In the revived series, though it seemed that they were destroyed, it was revealed that both Gallifrey and the Time Lords were removed from the known universe at the end of last great Time War. The fate of the Matrix was uncertain at the time as the Master returned to Gallifrey on its final day at the climax of "The End of Time". In "Dark Water", it is revealed that the Master, now in the form of Missy, created a Matrix called the Nethersphere to upload and edit the minds of recently dead humans before re-entering them into an upgraded Cyberman body.

The Matrix is a key element of the plot of "Hell Bent". When the Doctor returns to a resurrected Gallifrey, he extracts Clara from her timeline seconds before her death and the pair enter the cloisters of the Citadel where the Matrix is located, attempting to steal a TARDIS capsule from the workshop below. The Matrix is guarded by Cloister Wraiths and captured Daleks, Cybermen and Weeping Angels—the Doctor describes it to Clara as "a big computer, made of ghosts, in a crypt, guarded by more ghosts".

Other appearances
The following section contains information taken from spin-off material. The canonicity of these stories with regard to the television series and each other is open to interpretation.

In the Doctor Who comic strip published in Doctor Who Magazine, the Matrix is depicted as being inhabited by the minds of dead Time Lords—including Rassilon—who have a sort of quasi-existence within its confines. They are even able to construct an agent to do their bidding in the outside world, an entity known as Shayde.

The Past Doctor Adventures novel Matrix by Mike Tucker and Robert Perry reveals the existence of the "Dark Matrix", the negative thoughts and evil impulses of all the Time Lords whose knowledge is stored in the Matrix, syphoned off and forgotten. The Valeyard gains control of the Dark Matrix following the events of Trial of a Time Lord, and attempts to use it to manipulate the Doctor's timeline, feeding it with the negative psychic energy of the Jack the Ripper murders and using it to corrupt the Doctor's other selves to their basic, evil natures. Having escaped this fate by sealing his conscious mind in the TARDIS telepathic circuits, the Seventh Doctor destroys the Dark Matrix by imploding the Valeyard's TARDIS, thereby preventing an alternate 1963 in which its influence meant the Ripper murders never stopped.

In the Eighth Doctor Adventures novel The Ancestor Cell by Peter Anghelides and Stephen Cole, Gallifrey is destroyed by the Eighth Doctor to prevent the voodoo cult Faction Paradox from starting a time war between the Time Lords and an unspecified Enemy. In The Gallifrey Chronicles by Lance Parkin, it is revealed that the Time Lords had survived within the Matrix, which had then been downloaded into the Doctor's mind, although he had to sacrifice much of his memory to make space for it. Their reconstruction is possible, but will require a sufficiently advanced computer. At the novel's end, the question of whether or not the Time Lords will be restored remains unanswered. However, it can be assumed that both they and the planet are restored at some point before the start of the 2005 series if the novels are to remain consistent with the new series' continuity.

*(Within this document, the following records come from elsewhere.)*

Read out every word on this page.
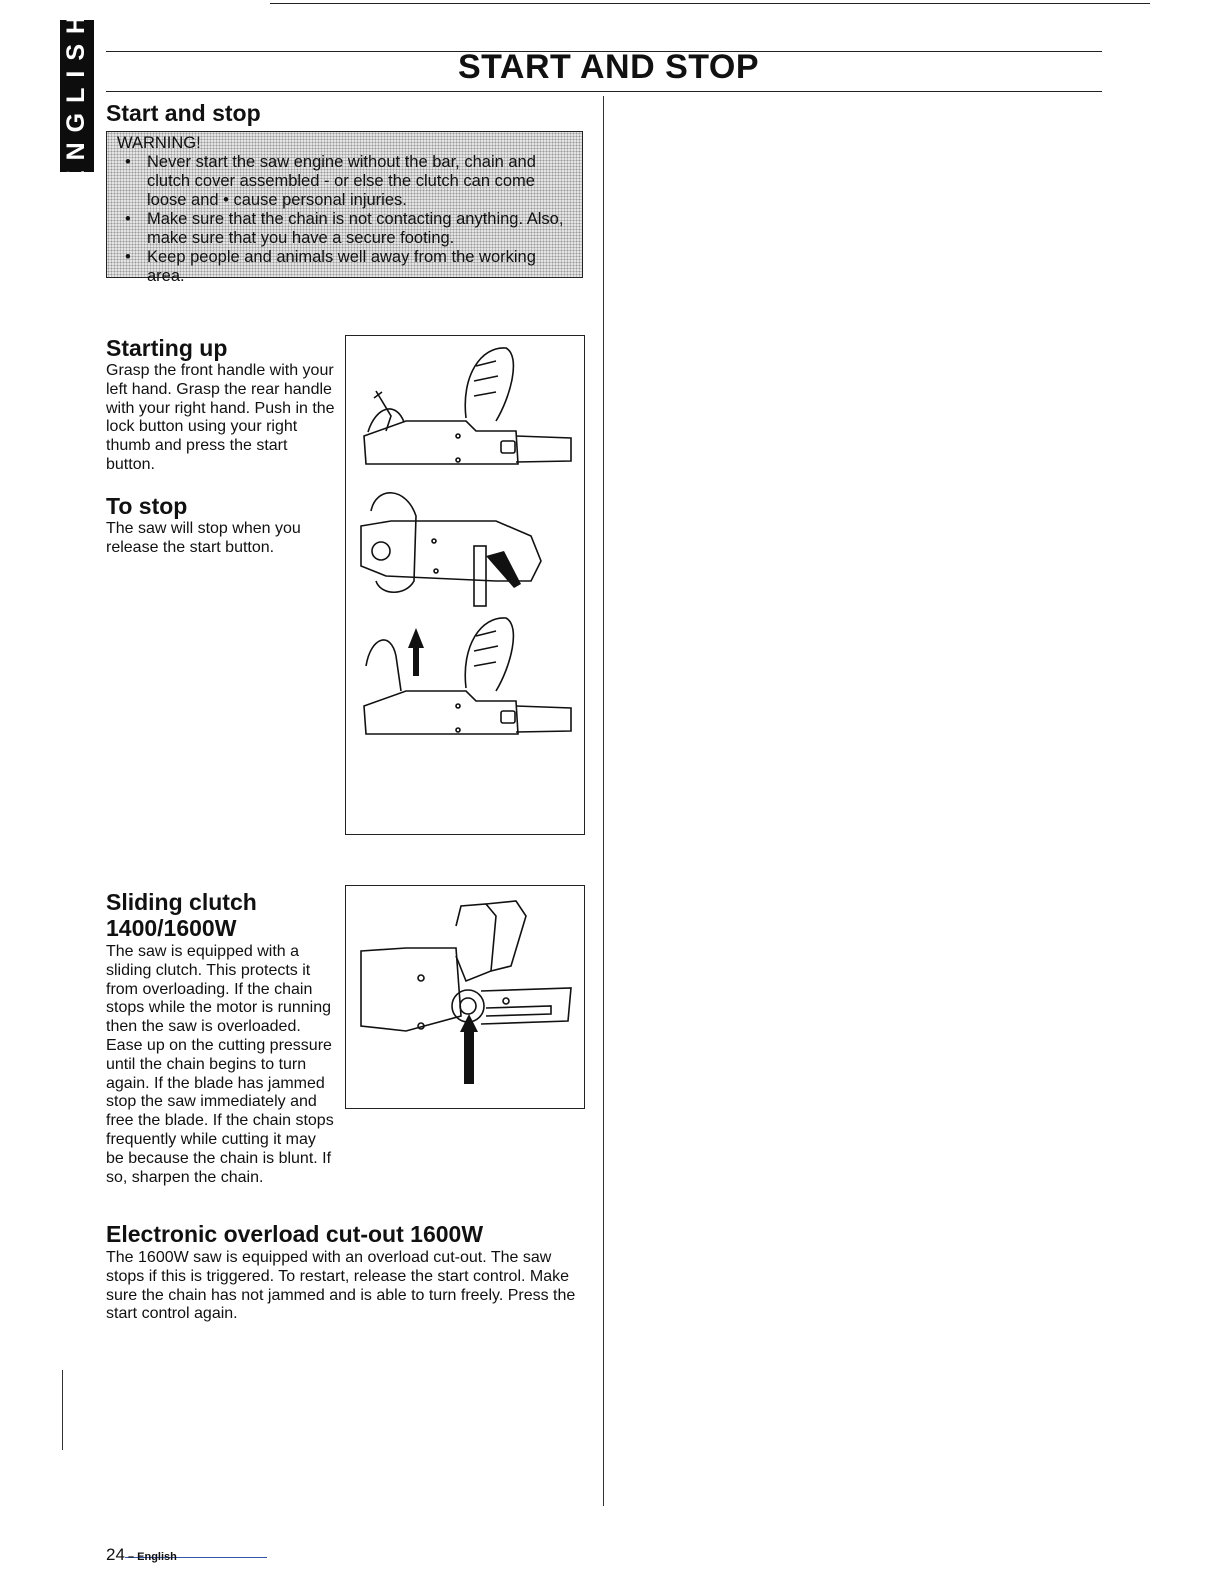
ENGLISH	START AND STOP
Start and stop

WARNING!

• Never start the saw engine without the bar, chain and clutch cover assembled - or else the clutch can come loose and • cause personal injuries.
• Make sure that the chain is not contacting anything. Also, make sure that you have a secure footing.
• Keep people and animals well away from the working area.
Starting up

Grasp the front handle with your left hand. Grasp the rear handle with your right hand. Push in the lock button using your right thumb and press the start button.

To stop

The saw will stop when you release the start button.

Sliding clutch
1400/1600W

The saw is equipped with a sliding clutch. This protects it from overloading. If the chain stops while the motor is running then the saw is overloaded. Ease up on the cutting pressure until the chain begins to turn again. If the blade has jammed stop the saw immediately and free the blade. If the chain stops frequently while cutting it may be because the chain is blunt. If so, sharpen the chain.

Electronic overload cut-out 1600W

The 1600W saw is equipped with an overload cut-out. The saw stops if this is triggered. To restart, release the start control. Make sure the chain has not jammed and is able to turn freely. Press the start control again.

24 – English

In the Big Finish Productions audio play Neverland, it is also established that Rassilon himself continues to exist within the Matrix. In the Gallifrey audio series, an ancient Gallifreyan evil named Pandora also survives and emerges from a special partition within the Matrix. Lord President Romana is eventually able to destroy the entity by destroying the Matrix itself. It is not clear how, or whether, the events of this series can be reconciled with those of the Eighth Doctor Adventures novels and some stories have suggested that the novels and audios take place in separate continuities.

Most of the 45th anniversary comic book series The Forgotten takes place inside the TARDIS Matrix, where the TARDIS takes the form of various companions to help the Doctor after he is attacked by a mind parasite. In the later stories "Hypothetical Gentlemen" &  "Sky Jacks", it is shown the matrix has developed sentience as a result of the death of every Time Lord on Gallifrey. The stories concern its attempts to return to reality via a machine at The Great Exhibition and the TARDIS.